Prolog


"Hai, teman lama! Apa kabar?" Seorang lelaki bertubuh jangkung dengan pakaian rapi layaknya seorang mahasiswa menyapa seorang teman lamanya yang menyimpan wajah penuh keputusasaan. Seorang yang sedang duduk termenung dengan pakaian jingga itu hanya menatap sinis pada teman lama yang menyapanya.

"Gak usah basa-basi. Mau apa lu ke sini?" Dia memilih untuk memalingkan muka, tak sudi menatap lelaki yang mengajaknya bicara.

"Santai, cuy! Gue ke sini cuma mau ngewakilin nyokap lu yang lagi sakit. Dia gak bisa jenguk elu di lapas kumuh ini." Dia menatap dengan tatapan tajam kepada lelaki yang berada di balik jeruji besi itu.

"Sudah? Kalau sudah pergi sana!"

"Sob, gue mau ngomong sedikit aja, nih. Semua orang pernah terjatuh ke dalam kegelapan. Tapi, mendekam di penjara bukan berarti lu mesti diem bae. Lu masih bisa terus berkarya. Memperbaiki kesalahan yang dulu pernah lu lakuin."

"Udah? Sekalipun lu perhatian dan baik ke gue, gue tetep benci diri lu!" bentak lelaki di balik jeruji besi itu sambil menunjuk-nunjuk temannya.

"Mampus kau dikoyak penyesalan!" Lelaki itu berjalan meninggalkan sahabat lamanya sendiri di balik jeruji besi sambil tersenyum sinis.

Tinggallah dirinya sendiri sambil dipenuhi penyesalan atas yang pernah dilakukannya. Rasanya waktu empat tahun di balik jeruji besi tak lantas membuat penyesalan itu hilang.

"Ah, gue masih ingat jelas kejadiannya. Sebuah ketidaksengajaan yang berujung penyesalan. Setan emang gue ini."

****

"Kamu cantik. Sayang, kecantikanmu harus hilang saat ini juga. Karena apa artinya hidup bagimu yang sudah tak punya masa depan?"

Dia mencengkeram kepala gadis yang terduduk lemah di hadapannya. Menjerit hanyalah satu-satunya yang bisa dilakukan gadis malang itu. Sayang, lelaki itu tak lantas melepaskannya. Dia malah menghantam kepala gadis itu ke tembok. Berulang kali dilakukannya. Darah mengucur dari kepalanya. Tak tahan lagi menahan sakit, gadis itu sudah tak lagi menjerit. Dia hanya terdiam pasrah.

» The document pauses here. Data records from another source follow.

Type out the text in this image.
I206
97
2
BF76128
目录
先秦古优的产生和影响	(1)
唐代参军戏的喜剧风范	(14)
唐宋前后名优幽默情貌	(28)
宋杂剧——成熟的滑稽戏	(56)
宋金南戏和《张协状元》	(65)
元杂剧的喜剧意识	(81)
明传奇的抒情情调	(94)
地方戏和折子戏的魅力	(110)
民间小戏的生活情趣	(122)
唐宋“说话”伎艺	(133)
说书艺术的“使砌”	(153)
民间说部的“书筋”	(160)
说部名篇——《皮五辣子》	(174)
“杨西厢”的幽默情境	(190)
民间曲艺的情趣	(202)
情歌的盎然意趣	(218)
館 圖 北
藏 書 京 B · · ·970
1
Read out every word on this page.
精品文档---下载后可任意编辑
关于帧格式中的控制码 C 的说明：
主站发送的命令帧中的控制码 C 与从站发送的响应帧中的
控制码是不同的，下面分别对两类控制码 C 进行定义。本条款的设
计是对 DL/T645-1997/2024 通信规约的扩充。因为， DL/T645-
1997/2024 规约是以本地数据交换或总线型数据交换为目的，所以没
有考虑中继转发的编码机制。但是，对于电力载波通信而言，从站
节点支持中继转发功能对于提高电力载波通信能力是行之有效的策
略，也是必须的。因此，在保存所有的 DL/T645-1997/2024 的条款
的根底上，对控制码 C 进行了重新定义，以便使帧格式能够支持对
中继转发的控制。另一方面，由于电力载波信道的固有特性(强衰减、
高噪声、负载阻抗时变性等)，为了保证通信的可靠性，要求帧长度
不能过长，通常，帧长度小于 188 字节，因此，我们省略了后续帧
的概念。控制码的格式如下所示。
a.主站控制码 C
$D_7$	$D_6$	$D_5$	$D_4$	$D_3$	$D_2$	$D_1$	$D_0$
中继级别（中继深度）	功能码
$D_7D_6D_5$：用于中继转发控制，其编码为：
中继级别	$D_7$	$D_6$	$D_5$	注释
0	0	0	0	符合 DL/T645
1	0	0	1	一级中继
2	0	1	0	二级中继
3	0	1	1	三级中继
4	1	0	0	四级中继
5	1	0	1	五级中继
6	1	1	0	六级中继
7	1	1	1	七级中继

Tak ingin mengambil banyak risiko, lelaki itu mengambil pisau dan menusuknya pada perut si gadis. Seketika tubuh si gadis diam dengan mata yang membelalak—tatapan kosong—dan darah yang terus mengucur dari perutnya.

"Sayangnya ini studio, cantik. Ruangan ini kedap suara. Percuma kau menjerit keras-keras pun."

Mobil BMW hitam itu melaju kencang di bawah rembulan yang menatapnya iba. Kencangnya sudah seperti dikendarai oleh pengendara kesurupan. Mobil itu berhenti dan parkir di lapangan belakang sebuah sekolah. Seorang lelaki keluar menggendong gadis yang kehilangan masa depan dan nyawanya ke tanah terlantar di belakang sekolah. Pucat, berlumuran darah.

"Lagi apa?" Seorang lelaki menatapnya dari belakang. Entah dari mana asalnya. Lagipula, tengah malam begini mau apa lelaki sepertinya ada di sini? "Anda bersenang-senang?" lanjutnya.

"Saya bawa senjata tajam!" Dia ketakutan.

Lelaki misterius yang datang tiba-tiba itu terlihat ketakutan setelah melihat sebilah pisau yang berlumuran darah. Melihat siapa gadis yang dibawanya, lelaki itu memutuskan untuk bekerja sama. "Tenang, aku punya penawaran bagus. Mau?

Mereka berunding sejenak. Tak ingin mengambil risiko lebih, mereka memutuskan untuk sepakat saja.

"Baik, sekarang kubur dia. Jangan lupa semennya."